Das Geschäftsmodell der Plattform zeichnet sich durch eine Vielzahl von ökonomischen Prinzipien aus. Der Netzwerkeffekt sorgt dafür, dass Güter wertvoller werden, je mehr Menschen sie nutzen. In einer reinen Online-Umgebung ist die Replizierbarkeit des Produkts resp. der Bits und Bytes «kostenlos, perfekt und sofort» (McAfee & Brynjolfsson, 2018, S. 175). Anschauliches Beispiel ist Spotify als Musikstreaming-Plattform. Je mehr Künstler ihre Musik anbieten, desto mehr Nutzende hat die Plattform und umgekehrt.

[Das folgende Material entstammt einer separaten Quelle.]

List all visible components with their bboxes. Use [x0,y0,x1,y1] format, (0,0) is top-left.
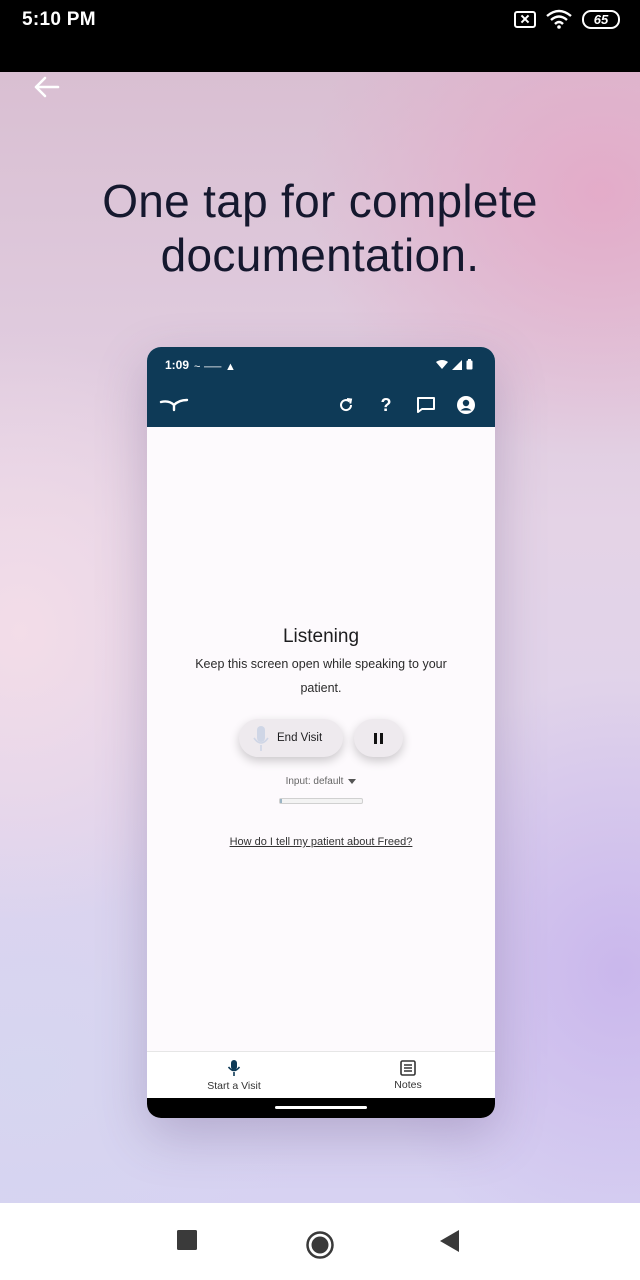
back-arrow-icon [34,76,60,98]
triangle-back-icon [440,1230,459,1252]
battery-icon: 65 [582,9,620,29]
audio-level-fill [280,799,283,803]
home-circle-icon [306,1231,334,1259]
sim-off-icon [514,10,536,28]
wifi-icon [546,9,572,29]
refresh-button[interactable] [335,394,357,416]
freed-logo [159,394,189,419]
pause-icon [374,732,383,744]
phone-status-left-icons: ~ ⸺ ▲ [194,358,236,374]
headline-line-2: documentation. [160,229,480,281]
input-select-label: Input: default [285,776,344,787]
app-actions: ? [335,394,477,416]
status-icons: 65 [514,9,620,29]
account-button[interactable] [455,394,477,416]
system-nav-bar [0,1203,640,1280]
listening-title: Listening [282,626,360,647]
phone-gesture-bar [147,1098,495,1118]
phone-status-bar: 1:09 ~ ⸺ ▲ [147,347,495,385]
square-icon [177,1230,197,1250]
home-indicator[interactable] [275,1106,367,1109]
back-nav-button[interactable] [440,1230,460,1252]
phone-mockup: 1:09 ~ ⸺ ▲ ? Listening Keep this screen … [147,347,495,1118]
refresh-icon [340,398,353,412]
app-bar: ? [147,385,495,427]
microphone-icon [253,726,269,751]
end-visit-label: End Visit [277,732,323,744]
audio-level-meter [279,798,363,804]
account-icon [457,396,475,414]
phone-status-right-icons [436,359,473,370]
feedback-button[interactable] [415,394,437,416]
listening-description: Keep this screen open while speaking to … [195,657,447,695]
nav-start-visit[interactable]: Start a Visit [147,1052,321,1098]
phone-battery-icon [466,359,473,370]
microphone-icon [227,1059,241,1076]
home-button[interactable] [305,1230,335,1260]
headline: One tap for complete documentation. [0,174,640,282]
pause-button[interactable] [354,719,403,757]
status-bar: 5:10 PM 65 [0,0,640,72]
phone-status-time: 1:09 [165,358,190,372]
phone-status-glyphs: ~ ⸺ ▲ [194,361,236,373]
help-link[interactable]: How do I tell my patient about Freed? [147,836,495,848]
headline-line-1: One tap for complete [102,175,538,227]
nav-notes-label: Notes [394,1078,422,1091]
status-time: 5:10 PM [22,9,96,30]
help-icon[interactable]: ? [375,394,397,416]
chat-icon [417,397,435,413]
input-select[interactable]: Input: default [147,776,495,787]
nav-notes[interactable]: Notes [321,1052,495,1098]
notes-icon [400,1059,416,1076]
caret-down-icon [348,778,357,784]
onboarding-screen: One tap for complete documentation. 1:09… [0,72,640,1203]
end-visit-button[interactable]: End Visit [239,719,343,757]
nav-start-visit-label: Start a Visit [207,1079,261,1092]
recents-button[interactable] [177,1230,197,1250]
back-button[interactable] [30,72,62,102]
phone-signal-icon [452,359,462,370]
bottom-nav: Start a Visit Notes [147,1051,495,1098]
listening-screen: Listening Keep this screen open while sp… [147,427,495,1051]
phone-wifi-icon [436,359,448,369]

Von diesem Effekt kann insbesondere profitiert werden, wenn der Plattformanbieter einen «First Mover Advantage» hat und die kritische Masse an Nutzenden erreicht. Um diese zu erreichen, liegt es nahe, eine «offene» Plattform anzubieten. Bei der offenen Plattform können sich weitere Anbieter im Markt über Schnittstellen anschliessen, um von dem Netzwerk resp. dem Pool an bereits vorhandenen Nachfragenden zu profitieren. Bei einer geschlossenen Plattform, so wie sie etwa Apple anbietet, kann von einem «Lock-in-Effekt» aufgrund hoher Wechselkosten profitiert werden (McAfee & Brynjolfsson, 2018, S. 260). Diesem Plattformtyp wird jedoch keine prosperierende Zukunft vorhergesagt, insbesondere nicht in der Immobilienwirtschaft (Noelling, 2022) (Dr. Staub, Staub, & Staub, 2022, S. 6).
Die offene Plattform führt zur Bildung von Ökosystemen und schafft damit Mehrwert durch Komplementärgüter für die Beteiligten. Als anschauliches Beispiel für eine offene Plattform resp. ein neu entstehendes Ökosystem dient nachfolgende Grafik:
Dem Geschäftsmodell der Plattform wird nachgesagt, komplette Industrien vollständig zu disruptieren. In einigen Industrien (Musikindustrie – Spotify; Beherbergungsindustrie – Airbnb, booking.com etc.) wurden die Art und Weise, wie Wert generiert wird, vollständig neu angeordnet und die Wertschöpfung neu verteilt. Der Immobilienwirtschaft wird das Potenzial nachgesagt, ebenfalls von dieser Entwicklung zur Bildung von Ökosystemen betroffen zu sein (Hasenmaile & Mendelin, 2022, S. 9). Eine solche Neuordnung von Industriegrenzen mit einer Plattform als zentralem Orchestrator ist nachstehend visualisiert:
Die Immobilienwirtschaft ist aktuell noch sehr fragmentiert und in Silos aufgeteilt. Es besteht eine Vielzahl an eher kleinen spezifischen Ökosystemen resp. gemäss obiger Grafik «Product systems» (Hasenmaile & Mendelin, 2022, S. 10) (Dr. Staub, Staub, & Staub, 2022, S. 30). Ob die Immobilienwirtschaft es vom Stadium 4 zum Stadium 5 «System of systems» schafft und damit die gesamte Immobilienindustrie disruptieren kann, wird von verschiedenen Seiten kritisch hinterfragt.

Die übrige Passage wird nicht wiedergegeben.